SindArroz-SC reforça apoio ao setor arrozeiro e celebra boas perspectivas para safra 2024/25
Durante o ano, o arroz e sua cadeia produtiva passaram por uma safra 23/24 reduzida, enfrentaram aumentos de preço e chegaram a ser alvo de discussões sobre possível desvalorização. Além disso, sofreram os impactos das enchentes de maio no Rio Grande do Sul.
Apesar dessas adversidades, o Sindicato das Indústrias de Arroz de Santa Catarina (SindArroz-SC) manteve-se firme no apoio às cerealistas catarinenses e gaúchas. A entidade trabalhou em prol da valorização da qualidade do grão cultivado em solos brasileiros.
Durante a safra 23/24, o arroz sofreu com o fenômeno climático El Niño, que interferiu no aumento da precipitação média e a nebulosidade no período do cultivo, ocasionando a diminuição de um dos componentes principais para o desenvolvimento da planta, a incidência de radiação solar. Ainda assim, apesar de uma redução mínima de produtividade após a colheita, a expectativa do SindArroz-SC se concretizou, rendendo grãos de alta qualidade e mantendo o estado catarinense como segundo maior produtor do Brasil.
Supersafra 24/25
Após as dificuldades enfrentadas por toda a cadeia produtiva, as expectativas para a safra 24/25 são bastante positivas.

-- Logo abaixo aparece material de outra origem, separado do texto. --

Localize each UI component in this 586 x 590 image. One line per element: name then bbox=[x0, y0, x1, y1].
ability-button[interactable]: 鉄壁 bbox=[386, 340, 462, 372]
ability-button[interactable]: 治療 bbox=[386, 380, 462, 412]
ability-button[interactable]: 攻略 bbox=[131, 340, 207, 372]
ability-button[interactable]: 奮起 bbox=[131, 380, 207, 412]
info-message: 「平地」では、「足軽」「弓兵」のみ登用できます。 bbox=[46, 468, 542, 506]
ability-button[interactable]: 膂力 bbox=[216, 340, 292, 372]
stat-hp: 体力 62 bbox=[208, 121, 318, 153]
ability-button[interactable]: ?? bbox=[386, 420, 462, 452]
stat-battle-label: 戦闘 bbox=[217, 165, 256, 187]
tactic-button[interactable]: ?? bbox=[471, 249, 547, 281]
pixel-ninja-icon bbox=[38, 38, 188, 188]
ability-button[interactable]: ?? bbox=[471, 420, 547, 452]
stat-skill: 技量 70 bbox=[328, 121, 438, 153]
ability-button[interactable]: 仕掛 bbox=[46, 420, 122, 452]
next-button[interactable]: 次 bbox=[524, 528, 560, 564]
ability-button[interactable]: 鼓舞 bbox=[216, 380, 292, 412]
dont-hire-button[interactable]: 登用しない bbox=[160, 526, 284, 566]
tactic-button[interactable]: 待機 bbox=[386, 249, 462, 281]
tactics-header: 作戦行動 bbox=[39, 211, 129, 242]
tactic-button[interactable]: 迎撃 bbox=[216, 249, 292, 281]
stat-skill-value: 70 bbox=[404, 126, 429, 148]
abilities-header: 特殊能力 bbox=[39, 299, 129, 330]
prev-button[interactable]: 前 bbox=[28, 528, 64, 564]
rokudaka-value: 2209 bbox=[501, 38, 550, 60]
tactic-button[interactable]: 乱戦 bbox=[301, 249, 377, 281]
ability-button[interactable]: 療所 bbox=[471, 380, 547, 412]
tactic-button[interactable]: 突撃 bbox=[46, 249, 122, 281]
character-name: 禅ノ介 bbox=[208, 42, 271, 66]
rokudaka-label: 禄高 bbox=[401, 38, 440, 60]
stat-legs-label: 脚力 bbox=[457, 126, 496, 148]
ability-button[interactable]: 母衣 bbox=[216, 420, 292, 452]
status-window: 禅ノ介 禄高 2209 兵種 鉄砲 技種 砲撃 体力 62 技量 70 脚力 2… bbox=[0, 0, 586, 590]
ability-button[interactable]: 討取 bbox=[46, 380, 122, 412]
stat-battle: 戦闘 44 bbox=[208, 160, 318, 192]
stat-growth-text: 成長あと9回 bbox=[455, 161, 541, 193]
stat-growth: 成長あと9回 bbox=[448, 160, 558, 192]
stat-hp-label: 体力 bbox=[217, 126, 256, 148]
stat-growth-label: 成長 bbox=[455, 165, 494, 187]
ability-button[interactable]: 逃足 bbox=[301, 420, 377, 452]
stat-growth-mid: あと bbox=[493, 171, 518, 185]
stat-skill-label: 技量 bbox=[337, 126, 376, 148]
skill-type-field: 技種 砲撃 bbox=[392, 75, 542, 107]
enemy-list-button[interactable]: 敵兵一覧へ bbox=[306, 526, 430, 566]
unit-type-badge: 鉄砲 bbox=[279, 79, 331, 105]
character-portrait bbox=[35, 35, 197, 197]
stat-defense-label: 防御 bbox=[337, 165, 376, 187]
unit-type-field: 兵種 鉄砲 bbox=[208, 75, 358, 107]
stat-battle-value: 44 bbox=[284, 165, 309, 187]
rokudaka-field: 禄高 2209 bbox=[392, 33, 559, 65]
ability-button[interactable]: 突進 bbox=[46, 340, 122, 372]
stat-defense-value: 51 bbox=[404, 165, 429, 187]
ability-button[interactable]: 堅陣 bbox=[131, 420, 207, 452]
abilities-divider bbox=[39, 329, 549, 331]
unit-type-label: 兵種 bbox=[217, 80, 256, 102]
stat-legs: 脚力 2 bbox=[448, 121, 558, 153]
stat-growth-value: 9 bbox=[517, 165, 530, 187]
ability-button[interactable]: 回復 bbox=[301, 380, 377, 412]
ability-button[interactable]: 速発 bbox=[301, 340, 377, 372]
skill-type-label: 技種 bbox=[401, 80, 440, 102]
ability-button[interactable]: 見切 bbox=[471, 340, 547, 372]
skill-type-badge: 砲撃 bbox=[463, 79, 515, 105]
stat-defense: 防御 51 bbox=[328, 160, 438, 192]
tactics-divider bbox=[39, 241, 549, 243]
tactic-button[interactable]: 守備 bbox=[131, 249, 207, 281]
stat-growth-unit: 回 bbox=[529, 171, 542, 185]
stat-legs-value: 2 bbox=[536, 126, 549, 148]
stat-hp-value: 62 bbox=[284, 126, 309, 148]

Segundo boletim da Empresa de Pesquisa Agropecuária e Extensão Rural de Santa Catarina (Epagri), 100% do arroz já foi plantado em Santa Catarina, e a colheita, prevista para iniciar no fim de janeiro, pode chegar à casa de 1,2 milhão de toneladas, colocando o Estado como responsável por 12% do abastecimento nacional de arroz.
“Nas indústrias, as estimativas para a safra 24/25 são de sucesso e bons resultados. O arroz começou a cair de preço só em função da expectativa de uma supersafra. Dessa maneira, esperamos um produto de muita qualidade, devido ao clima favorável com luminosidade e sem falta d’água”, afirma o presidente do SindArroz-SC, Walmir Rampinelli.
As informações partem da assessoria de comunicação da SindArroz-SC.